Tuesday, January 12, 2021

Leadership Thought: What I Learned in Weight Watchers Was Not What I Expected.

Dear Friends,

Everyone has heard of Weight Watchers, but not everyone had heard of the late Jean Nidetch. She was the woman who said, “If I can do it, anyone can do it,” and so begins the rest of the story. Jean Nidetch was the woman who voiced those words, and she was the one who founded the ever popular and successful Weight Watchers program that has changed thousands of lives.

Even I was a beneficiary of the program. I remember one summer, at least a decade ago, when I joined Weight Watchers, the result of Jean’s coaxing and desire to have someone accompany her in the program. As I recall, I was one of three other men in a class of over 60 women. I don’t remember if I lost much weight, but I sure made a lot of friends. What else is there to do but talk and make friends while you're sitting around waiting to be weighed in?

Jean died in 2015, and during her 91 years on earth, I am sure she changed a lot of lives, not only through the Weight Watchers program, but also through her motivational messages. In her messages, she challenged her hearers to take control of their lives. 

She tells one story of how she did it.  When she was a teenager, she used to cross a park where she saw mothers gossiping while their toddlers sat on their swings with no one to push them. “I’d give them a push,” she said, “and you know what happens when you push a kid on a swing? Pretty soon he’s pumping, doing it himself. That’s what my role in life is-I am there to give people a push.”

Sometimes a positive push is all one needs to turn his or her life around, and there is nothing like encouragement to provide that positive push.

Late in life the prolific writer and preacher F.B. Meyer was asked if he wished he had done anything different in his life. He replied, “Yes, I think I would have preached more on encouragement.” He explained, "So many people have heavy loads to carry, and they very much need Godly encouragement to see them through.”

The pastor Herbert Welch,  was once asked if he had ever heard Phillips Brooks preach? Brooks was a pastor best known for writing “O Little Town of Bethlehem.”  Welch replied that he had.
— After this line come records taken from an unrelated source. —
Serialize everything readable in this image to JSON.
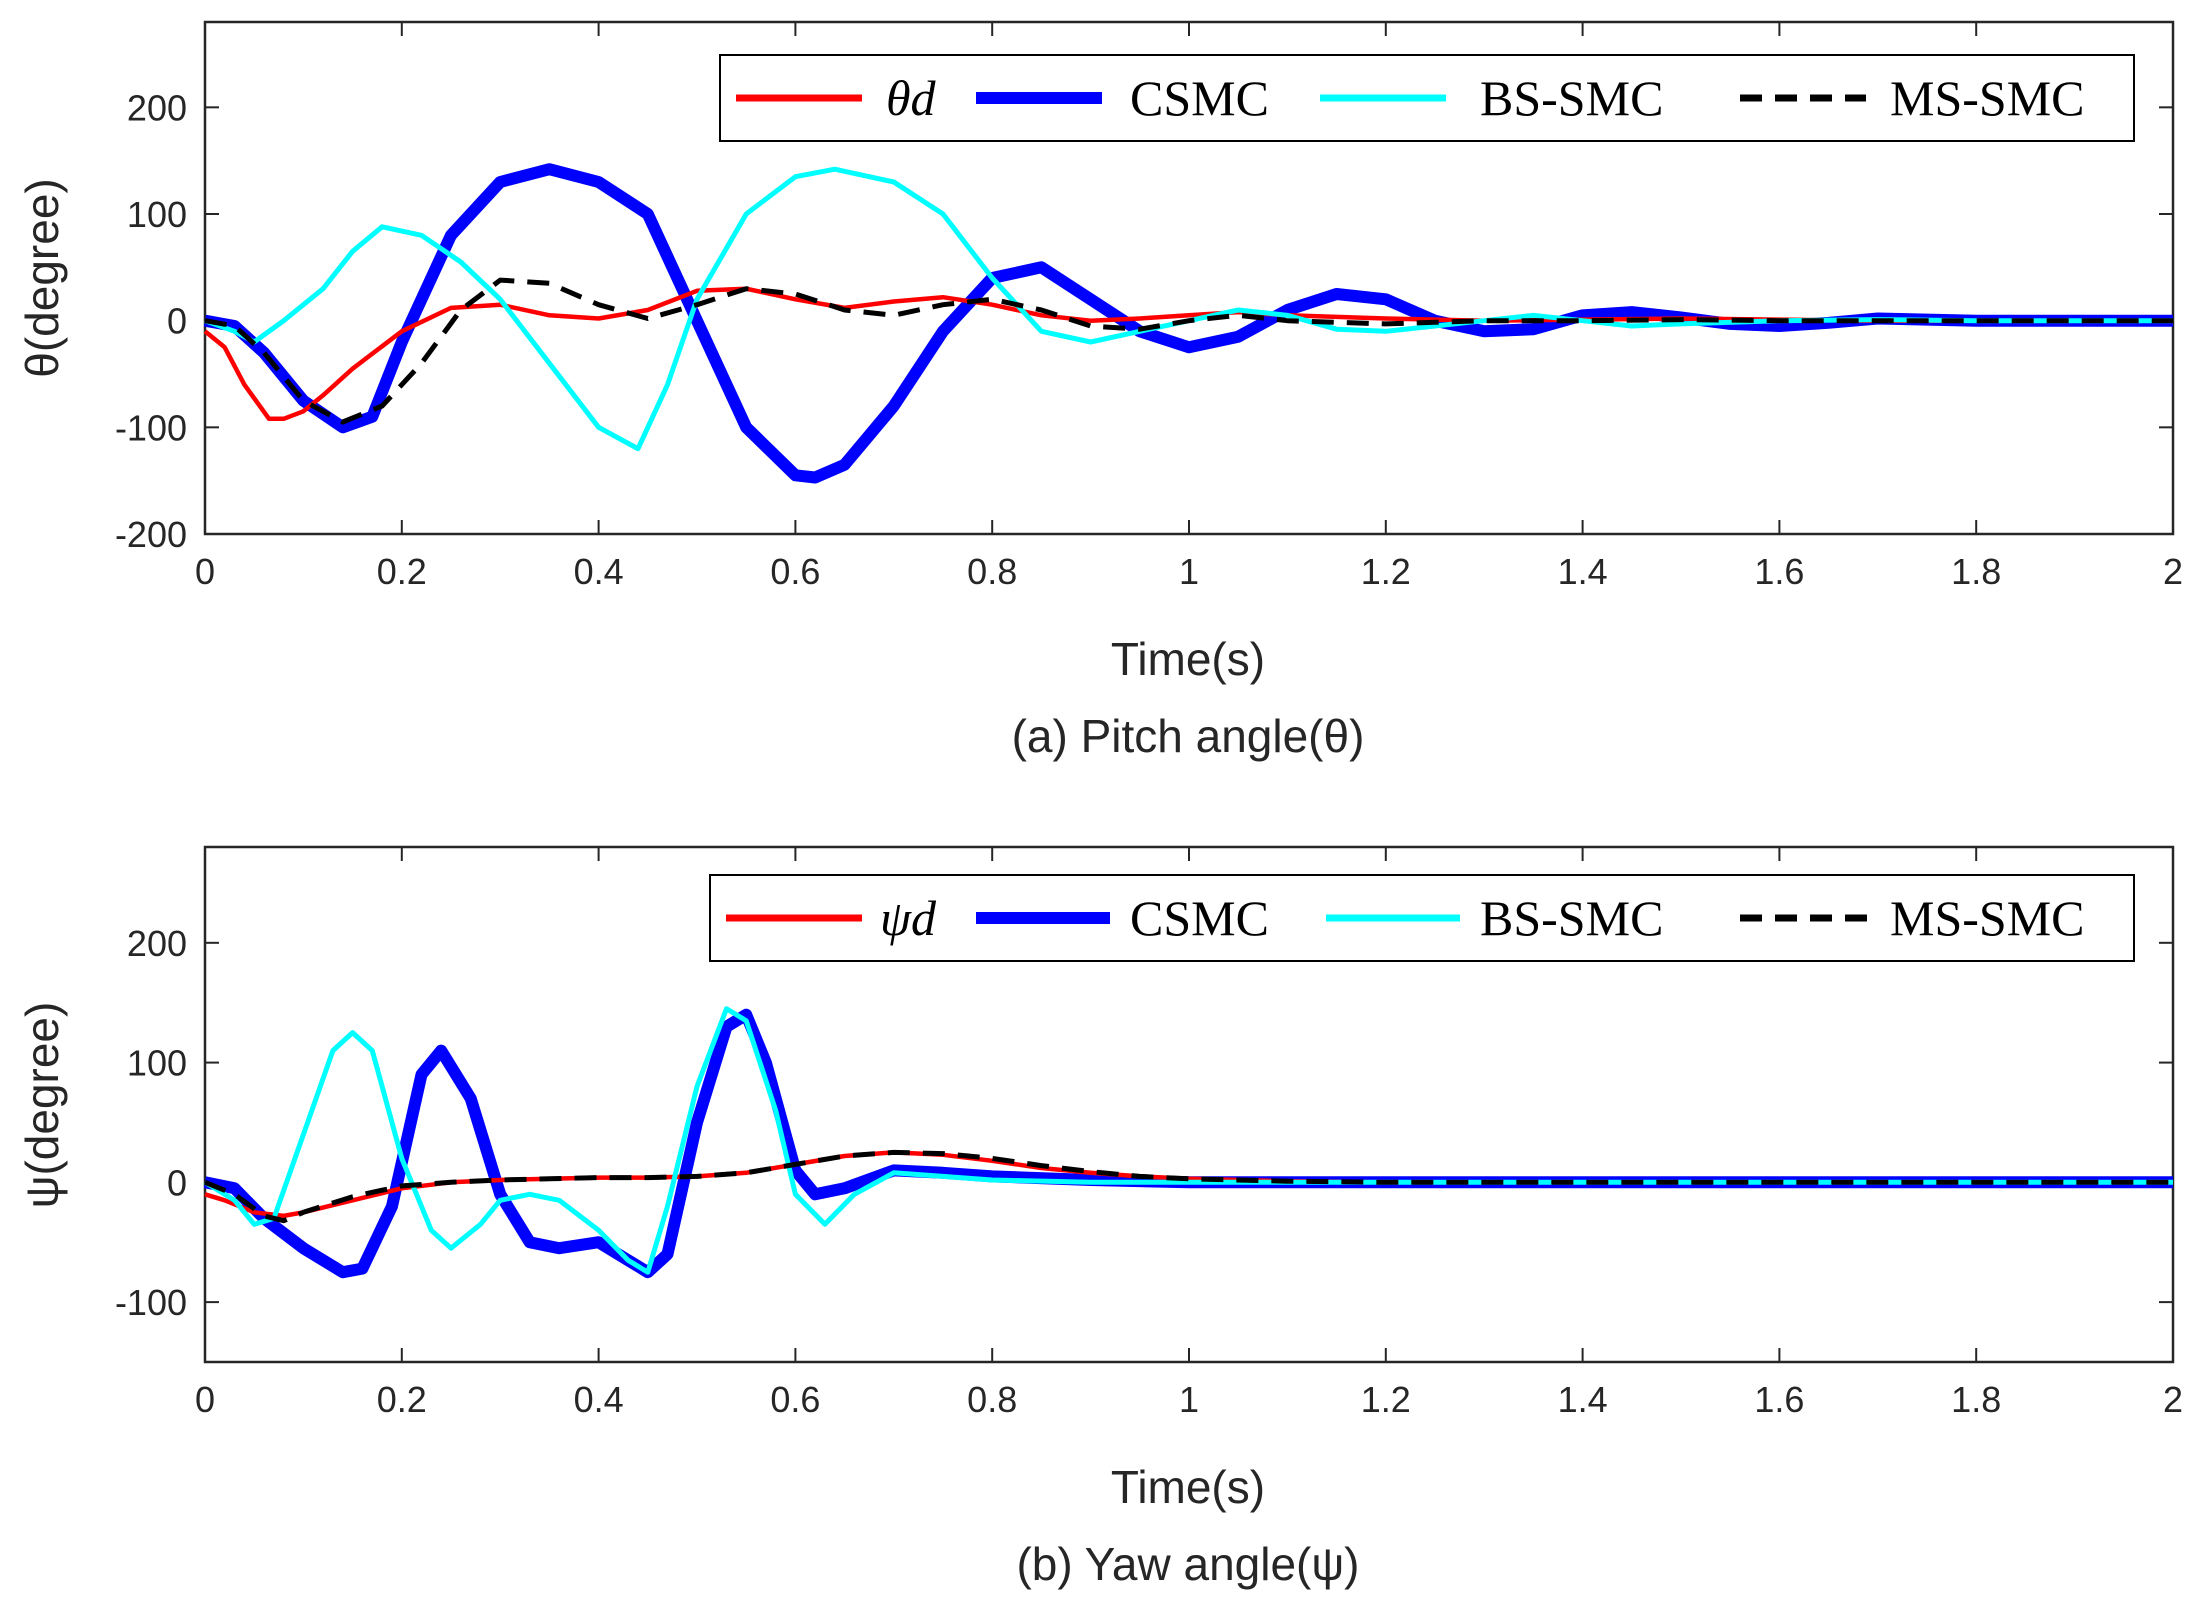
{
  "chart_data": [
    {
      "type": "line",
      "xlabel": "Time(s)",
      "ylabel": "θ(degree)",
      "caption": "(a) Pitch angle(θ)",
      "xlim": [
        0,
        2
      ],
      "ylim": [
        -200,
        280
      ],
      "xticks": [
        0,
        0.2,
        0.4,
        0.6,
        0.8,
        1,
        1.2,
        1.4,
        1.6,
        1.8,
        2
      ],
      "yticks": [
        -200,
        -100,
        0,
        100,
        200
      ],
      "grid": false,
      "legend_position": "top-right",
      "series": [
        {
          "name": "θd",
          "color": "#ff0000",
          "style": "solid",
          "x": [
            0,
            0.02,
            0.04,
            0.065,
            0.08,
            0.1,
            0.12,
            0.15,
            0.2,
            0.25,
            0.3,
            0.35,
            0.4,
            0.45,
            0.5,
            0.55,
            0.6,
            0.65,
            0.7,
            0.75,
            0.8,
            0.85,
            0.9,
            0.95,
            1.0,
            1.05,
            1.1,
            1.2,
            1.3,
            1.4,
            1.5,
            1.6,
            1.7,
            1.8,
            1.9,
            2.0
          ],
          "y": [
            -10,
            -25,
            -60,
            -92,
            -92,
            -85,
            -70,
            -45,
            -10,
            12,
            15,
            5,
            2,
            10,
            28,
            30,
            20,
            12,
            18,
            22,
            15,
            5,
            0,
            2,
            5,
            8,
            5,
            2,
            0,
            1,
            2,
            1,
            0,
            0,
            0,
            0
          ]
        },
        {
          "name": "CSMC",
          "color": "#0000ff",
          "style": "solid",
          "x": [
            0,
            0.03,
            0.06,
            0.1,
            0.14,
            0.17,
            0.2,
            0.25,
            0.3,
            0.35,
            0.4,
            0.45,
            0.5,
            0.55,
            0.6,
            0.62,
            0.65,
            0.7,
            0.75,
            0.8,
            0.85,
            0.9,
            0.95,
            1.0,
            1.05,
            1.1,
            1.15,
            1.2,
            1.25,
            1.3,
            1.35,
            1.4,
            1.45,
            1.5,
            1.55,
            1.6,
            1.65,
            1.7,
            1.75,
            1.8,
            1.9,
            2.0
          ],
          "y": [
            0,
            -5,
            -30,
            -75,
            -100,
            -90,
            -20,
            80,
            130,
            142,
            130,
            100,
            0,
            -100,
            -145,
            -147,
            -135,
            -80,
            -10,
            40,
            50,
            20,
            -10,
            -25,
            -15,
            10,
            25,
            20,
            0,
            -10,
            -8,
            5,
            8,
            3,
            -3,
            -5,
            -2,
            2,
            1,
            0,
            0,
            0
          ]
        },
        {
          "name": "BS-SMC",
          "color": "#00ffff",
          "style": "solid",
          "x": [
            0,
            0.03,
            0.05,
            0.08,
            0.12,
            0.15,
            0.18,
            0.22,
            0.26,
            0.3,
            0.35,
            0.4,
            0.44,
            0.47,
            0.5,
            0.55,
            0.6,
            0.64,
            0.7,
            0.75,
            0.8,
            0.85,
            0.9,
            0.95,
            1.0,
            1.05,
            1.1,
            1.15,
            1.2,
            1.25,
            1.3,
            1.35,
            1.4,
            1.45,
            1.5,
            1.6,
            1.7,
            1.8,
            1.9,
            2.0
          ],
          "y": [
            0,
            -10,
            -20,
            0,
            30,
            65,
            88,
            80,
            55,
            20,
            -40,
            -100,
            -120,
            -60,
            20,
            100,
            135,
            142,
            130,
            100,
            40,
            -10,
            -20,
            -10,
            0,
            10,
            5,
            -8,
            -10,
            -5,
            0,
            5,
            0,
            -5,
            -3,
            0,
            1,
            0,
            0,
            0
          ]
        },
        {
          "name": "MS-SMC",
          "color": "#000000",
          "style": "dashed",
          "x": [
            0,
            0.03,
            0.06,
            0.1,
            0.14,
            0.18,
            0.22,
            0.26,
            0.3,
            0.35,
            0.4,
            0.45,
            0.5,
            0.55,
            0.6,
            0.65,
            0.7,
            0.75,
            0.8,
            0.85,
            0.9,
            0.95,
            1.0,
            1.05,
            1.1,
            1.2,
            1.3,
            1.4,
            1.5,
            1.6,
            1.7,
            1.8,
            1.9,
            2.0
          ],
          "y": [
            0,
            -5,
            -30,
            -75,
            -95,
            -80,
            -40,
            10,
            38,
            35,
            15,
            2,
            15,
            30,
            25,
            10,
            5,
            15,
            20,
            10,
            -5,
            -8,
            0,
            5,
            0,
            -3,
            0,
            0,
            1,
            0,
            0,
            0,
            0,
            0
          ]
        }
      ]
    },
    {
      "type": "line",
      "xlabel": "Time(s)",
      "ylabel": "ψ(degree)",
      "caption": "(b) Yaw angle(ψ)",
      "xlim": [
        0,
        2
      ],
      "ylim": [
        -150,
        280
      ],
      "xticks": [
        0,
        0.2,
        0.4,
        0.6,
        0.8,
        1,
        1.2,
        1.4,
        1.6,
        1.8,
        2
      ],
      "yticks": [
        -100,
        0,
        100,
        200
      ],
      "grid": false,
      "legend_position": "top-right",
      "series": [
        {
          "name": "ψd",
          "color": "#ff0000",
          "style": "solid",
          "x": [
            0,
            0.02,
            0.05,
            0.08,
            0.1,
            0.15,
            0.2,
            0.25,
            0.3,
            0.35,
            0.4,
            0.45,
            0.5,
            0.55,
            0.6,
            0.65,
            0.7,
            0.75,
            0.8,
            0.85,
            0.9,
            0.95,
            1.0,
            1.1,
            1.2,
            1.4,
            1.6,
            1.8,
            2.0
          ],
          "y": [
            -10,
            -15,
            -25,
            -28,
            -25,
            -15,
            -5,
            0,
            2,
            3,
            4,
            4,
            5,
            8,
            15,
            22,
            25,
            23,
            18,
            12,
            8,
            5,
            3,
            1,
            0,
            0,
            0,
            0,
            0
          ]
        },
        {
          "name": "CSMC",
          "color": "#0000ff",
          "style": "solid",
          "x": [
            0,
            0.03,
            0.06,
            0.1,
            0.14,
            0.16,
            0.19,
            0.22,
            0.24,
            0.27,
            0.3,
            0.33,
            0.36,
            0.4,
            0.43,
            0.45,
            0.47,
            0.5,
            0.53,
            0.55,
            0.57,
            0.6,
            0.62,
            0.65,
            0.7,
            0.75,
            0.8,
            0.9,
            1.0,
            1.1,
            1.2,
            1.4,
            1.6,
            1.8,
            2.0
          ],
          "y": [
            0,
            -5,
            -30,
            -55,
            -75,
            -72,
            -20,
            90,
            110,
            70,
            -10,
            -50,
            -55,
            -50,
            -65,
            -75,
            -60,
            50,
            130,
            140,
            100,
            10,
            -10,
            -5,
            10,
            8,
            5,
            2,
            0,
            0,
            0,
            0,
            0,
            0,
            0
          ]
        },
        {
          "name": "BS-SMC",
          "color": "#00ffff",
          "style": "solid",
          "x": [
            0,
            0.03,
            0.05,
            0.07,
            0.1,
            0.13,
            0.15,
            0.17,
            0.2,
            0.23,
            0.25,
            0.28,
            0.3,
            0.33,
            0.36,
            0.4,
            0.43,
            0.45,
            0.47,
            0.5,
            0.53,
            0.55,
            0.58,
            0.6,
            0.63,
            0.66,
            0.7,
            0.75,
            0.8,
            0.9,
            1.0,
            1.2,
            1.4,
            1.6,
            1.8,
            2.0
          ],
          "y": [
            0,
            -15,
            -35,
            -30,
            40,
            110,
            125,
            110,
            20,
            -40,
            -55,
            -35,
            -15,
            -10,
            -15,
            -40,
            -65,
            -75,
            -20,
            80,
            145,
            135,
            60,
            -10,
            -35,
            -10,
            8,
            5,
            2,
            0,
            0,
            0,
            0,
            0,
            0,
            0
          ]
        },
        {
          "name": "MS-SMC",
          "color": "#000000",
          "style": "dashed",
          "x": [
            0,
            0.03,
            0.06,
            0.08,
            0.1,
            0.15,
            0.2,
            0.25,
            0.3,
            0.35,
            0.4,
            0.45,
            0.5,
            0.55,
            0.6,
            0.65,
            0.7,
            0.75,
            0.8,
            0.85,
            0.9,
            0.95,
            1.0,
            1.1,
            1.2,
            1.4,
            1.6,
            1.8,
            2.0
          ],
          "y": [
            0,
            -10,
            -28,
            -32,
            -25,
            -12,
            -3,
            0,
            2,
            3,
            4,
            4,
            5,
            8,
            15,
            22,
            25,
            24,
            20,
            14,
            9,
            5,
            3,
            1,
            0,
            0,
            0,
            0,
            0
          ]
        }
      ]
    }
  ]
}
He said, “I don’t remember much of what he said, but I remember when he finished, I was ready to go out and lick the world.”

That’s what encouragement can do. It can provide a positive push. It can encourage, energize and empower someone to go out and “lick the world.”

The Apostle Paul knew the power of encouragement and that's why he wrote to the Thessalonian believers, exhorting them “to encourage one another and build each other up, just as you are already doing” (1 Thess. 5:11.).

Let’s take this exhortation seriously and be on the lookout for someone to “push.” They may not be on a swing, but wherever you find them your push might be the most important thing they need to start them pumping for themselves.